Al año siguiente, el registro menciona que la escola campeona fue Imperatriz Leopoldinense, pero ese carnaval para siempre será recordado por el emocionante desfile de la escola Beija Flor, que narró la miseria del país con el tema "Ratas y buitres, rasguen mi disfraz".
Ideado por el carnavalesco Joaozinho Trinta, uno de los mayores genios creativos de la fiesta, buscaba acallar los críticos, que decían que Beija Flor abusaba del lujo en sus disfraces, poniendo en el Sambódromo un verdadero ejército de mendigos y harapientos.
El desfile incluía una enorme estatua del Cristo Redentor en harapos, pero la Curia Metropolitana consiguió que la justicia impidiera la exhibición del monumento. Entonces Joaozinho Trinta hizo desfilar a la estatua cubierta de un plástico negro y fue ovacionado.
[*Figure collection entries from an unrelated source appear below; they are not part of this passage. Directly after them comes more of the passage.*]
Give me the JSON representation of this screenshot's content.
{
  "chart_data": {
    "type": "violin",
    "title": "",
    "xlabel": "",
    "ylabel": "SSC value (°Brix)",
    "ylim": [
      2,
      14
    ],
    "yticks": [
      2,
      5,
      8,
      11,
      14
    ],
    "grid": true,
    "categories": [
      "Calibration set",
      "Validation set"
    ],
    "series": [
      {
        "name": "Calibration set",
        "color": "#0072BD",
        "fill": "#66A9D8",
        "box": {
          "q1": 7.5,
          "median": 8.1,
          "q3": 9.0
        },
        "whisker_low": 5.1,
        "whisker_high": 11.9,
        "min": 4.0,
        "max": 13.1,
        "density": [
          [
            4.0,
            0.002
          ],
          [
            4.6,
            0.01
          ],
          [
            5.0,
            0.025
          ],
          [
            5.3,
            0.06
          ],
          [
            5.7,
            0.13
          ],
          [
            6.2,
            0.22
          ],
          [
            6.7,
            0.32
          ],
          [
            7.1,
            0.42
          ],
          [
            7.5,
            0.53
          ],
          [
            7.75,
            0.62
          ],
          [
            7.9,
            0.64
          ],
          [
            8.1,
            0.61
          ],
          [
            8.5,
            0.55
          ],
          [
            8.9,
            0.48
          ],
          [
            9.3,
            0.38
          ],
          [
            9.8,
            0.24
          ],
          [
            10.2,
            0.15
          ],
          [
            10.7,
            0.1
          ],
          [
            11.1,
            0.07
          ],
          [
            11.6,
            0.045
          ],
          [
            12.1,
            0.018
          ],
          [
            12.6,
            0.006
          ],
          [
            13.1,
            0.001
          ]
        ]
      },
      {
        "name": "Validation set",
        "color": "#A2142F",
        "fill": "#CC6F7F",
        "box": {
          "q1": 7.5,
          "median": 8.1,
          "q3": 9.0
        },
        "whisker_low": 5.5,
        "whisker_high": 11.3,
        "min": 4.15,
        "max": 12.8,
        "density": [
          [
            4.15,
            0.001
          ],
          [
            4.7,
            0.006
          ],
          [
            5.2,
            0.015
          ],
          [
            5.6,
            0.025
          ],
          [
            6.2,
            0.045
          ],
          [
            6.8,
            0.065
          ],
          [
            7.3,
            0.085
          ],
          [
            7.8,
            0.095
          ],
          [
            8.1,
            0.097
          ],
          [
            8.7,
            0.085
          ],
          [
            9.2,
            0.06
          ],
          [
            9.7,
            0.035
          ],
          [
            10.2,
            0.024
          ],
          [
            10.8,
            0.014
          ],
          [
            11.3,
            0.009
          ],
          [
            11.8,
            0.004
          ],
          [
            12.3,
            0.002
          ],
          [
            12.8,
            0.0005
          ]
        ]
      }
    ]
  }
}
En 1992 el Sambódromo vivió otro momento especial, cuando el panel de jurados sancionó con pérdida de puntos a Beija Flor por la presencia de un bailarín completamente desnudo. Ese carnaval es conocido hasta hoy como el de "la genitalia desnuda".
En estas dos décadas de Sambódromo tampoco faltaron escándalos y momentos memorables.
El más ruidoso tuvo lugar en 1994, cuando el presidente Itamar Franco fue fotografiado acompañando el desfile, mientras a su lado la modelo Lilian Ramos bailaba sin parar vestida únicamente con una pequeña y transparente camiseta blanca, sin ropa interior. Las picantes fotos recorrieron el mundo.
Sin embargo, el propio Niemayer admitió esta semana que el proyecto del Sambódromo precisa ser revisto, posiblemente con la adquisición de un edificio adyacente -una fábrica de cerveza- para ampliar las tribunas.
Sin embargo, el Sambódromo fue declarado monumento histórico y está protegido por ley, por lo que la construcción de nuevos módulos requiere modificar su condición legal.
El ingeniero y ex alcalde de Rio de Janeiro Luiz Paulo Conde definió así el Sambódromo: "Es el mejor lugar para el espectáculo, pero no es ideal. Diría que es 80% de éxito y 20% de problemas. Realmente, Niemayer consiguió extraer leche de una piedra al hacer el proyecto del Sambódromo".
El actual presidente de la Liga de Escolas de Samba, Ailton Guimaraes, también apoya la ampliación del Sambódromo con la construcción de tribunas, por considerar que el complejo "quedó chico para el Carnaval".